Şöyle biraz düşünelim lütfen, kendinizi 5 yaşında bir çocukmuş gibi hayal edin. Bir sabah uyandınız ve o gece korkunç bir rüya görmüşsünüz. Bu rüyayı birileriyle paylaşmak, sıkıntınızı atmak istiyorsunuz. O sırada kahvaltı hazırlamakta olan annenize gidip rüyanız hakkında bir şeyler anlatmaya koyuluyorsunuz hemen. Fakat anneniz o kadar ilgisiz davranıyor ki, rüyanızı anlatmaktan vazgeçiyorsunuz. Bu kez evde bulunan babanıza yöneliyorsunuz, anlatmaya çalışıyorsunuz ama O da anneniz gibi anlattıklarınıza karşı ilgisiz davranıyor ve bu ilgisizlik başka şekillerde de tekrarlanıyor.

Bu durumda ne düşünürsünüz?
Böyle bir tavırla karşılaşan çocuk muhtemelen şunları düşünür. Ben işe yaramaz, değersiz, başarısız bir çocuğum ki söylediklerim dinlenmiyor.
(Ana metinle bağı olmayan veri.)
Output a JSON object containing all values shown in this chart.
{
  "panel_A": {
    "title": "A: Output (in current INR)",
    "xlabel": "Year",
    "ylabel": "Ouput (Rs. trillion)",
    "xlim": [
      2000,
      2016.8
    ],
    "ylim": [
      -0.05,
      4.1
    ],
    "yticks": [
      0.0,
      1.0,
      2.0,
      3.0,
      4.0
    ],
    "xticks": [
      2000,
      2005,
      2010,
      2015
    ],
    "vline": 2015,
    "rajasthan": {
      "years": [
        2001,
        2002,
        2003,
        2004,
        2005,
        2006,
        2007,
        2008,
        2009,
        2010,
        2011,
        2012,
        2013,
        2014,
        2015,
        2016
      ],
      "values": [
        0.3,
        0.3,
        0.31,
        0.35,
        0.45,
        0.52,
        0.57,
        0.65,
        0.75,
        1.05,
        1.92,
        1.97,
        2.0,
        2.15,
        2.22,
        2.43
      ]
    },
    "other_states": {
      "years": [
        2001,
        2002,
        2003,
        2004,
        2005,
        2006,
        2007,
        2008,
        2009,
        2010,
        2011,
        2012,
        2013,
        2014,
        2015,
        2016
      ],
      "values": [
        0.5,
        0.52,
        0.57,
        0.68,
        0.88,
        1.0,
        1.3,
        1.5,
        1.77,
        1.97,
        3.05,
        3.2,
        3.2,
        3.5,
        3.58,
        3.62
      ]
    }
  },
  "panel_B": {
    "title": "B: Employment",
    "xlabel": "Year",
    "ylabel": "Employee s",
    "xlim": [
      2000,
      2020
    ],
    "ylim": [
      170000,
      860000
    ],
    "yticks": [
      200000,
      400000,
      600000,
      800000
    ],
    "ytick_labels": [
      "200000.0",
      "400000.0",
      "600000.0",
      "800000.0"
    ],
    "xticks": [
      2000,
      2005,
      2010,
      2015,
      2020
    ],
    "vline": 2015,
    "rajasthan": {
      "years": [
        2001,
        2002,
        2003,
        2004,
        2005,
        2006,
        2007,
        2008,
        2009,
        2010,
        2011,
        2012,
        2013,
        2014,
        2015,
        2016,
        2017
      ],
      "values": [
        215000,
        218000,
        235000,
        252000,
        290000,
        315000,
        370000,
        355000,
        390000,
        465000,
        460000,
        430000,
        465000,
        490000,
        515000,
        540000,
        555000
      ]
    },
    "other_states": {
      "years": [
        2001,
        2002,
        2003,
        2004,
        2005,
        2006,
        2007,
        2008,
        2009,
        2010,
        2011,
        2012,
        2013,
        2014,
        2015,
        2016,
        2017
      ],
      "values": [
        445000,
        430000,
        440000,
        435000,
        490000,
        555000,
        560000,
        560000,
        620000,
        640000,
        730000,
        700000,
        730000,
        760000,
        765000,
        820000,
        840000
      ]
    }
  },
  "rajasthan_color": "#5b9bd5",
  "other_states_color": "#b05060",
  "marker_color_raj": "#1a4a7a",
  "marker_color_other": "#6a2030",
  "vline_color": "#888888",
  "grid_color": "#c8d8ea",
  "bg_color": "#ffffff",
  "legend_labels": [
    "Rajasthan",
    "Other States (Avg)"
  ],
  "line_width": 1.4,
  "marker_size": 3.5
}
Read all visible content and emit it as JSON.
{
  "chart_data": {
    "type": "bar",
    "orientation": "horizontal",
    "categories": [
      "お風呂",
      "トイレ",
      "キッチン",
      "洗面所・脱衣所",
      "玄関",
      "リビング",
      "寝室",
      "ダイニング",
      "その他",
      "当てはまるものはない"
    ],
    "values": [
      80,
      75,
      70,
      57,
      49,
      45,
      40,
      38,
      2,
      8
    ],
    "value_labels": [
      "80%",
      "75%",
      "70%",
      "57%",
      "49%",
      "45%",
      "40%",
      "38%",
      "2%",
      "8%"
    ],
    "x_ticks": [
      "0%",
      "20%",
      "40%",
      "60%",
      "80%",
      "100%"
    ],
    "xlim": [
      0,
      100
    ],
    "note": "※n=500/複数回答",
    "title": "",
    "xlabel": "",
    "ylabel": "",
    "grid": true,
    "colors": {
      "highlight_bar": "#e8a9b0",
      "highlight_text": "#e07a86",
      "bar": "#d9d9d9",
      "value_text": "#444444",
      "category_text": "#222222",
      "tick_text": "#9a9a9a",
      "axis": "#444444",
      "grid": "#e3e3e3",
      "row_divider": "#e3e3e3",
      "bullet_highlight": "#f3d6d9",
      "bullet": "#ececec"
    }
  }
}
Çocuğun kendini değersiz hissetme duygusu kendine güven duygusunun gelişmesine engel olur ve bu da ileriki yıllarda başarısızlıkları beraberinde getirir. Bu düşüncelerle okul hayatına adım atan çocuğun, sınıfta sessiz bir öğrenci olma ve arka planda kalma riski yüksektir. Ailede yaşanan bu kötü deneyim çocuğun tüm yaşamını olumsuz etkileyebilmektedir.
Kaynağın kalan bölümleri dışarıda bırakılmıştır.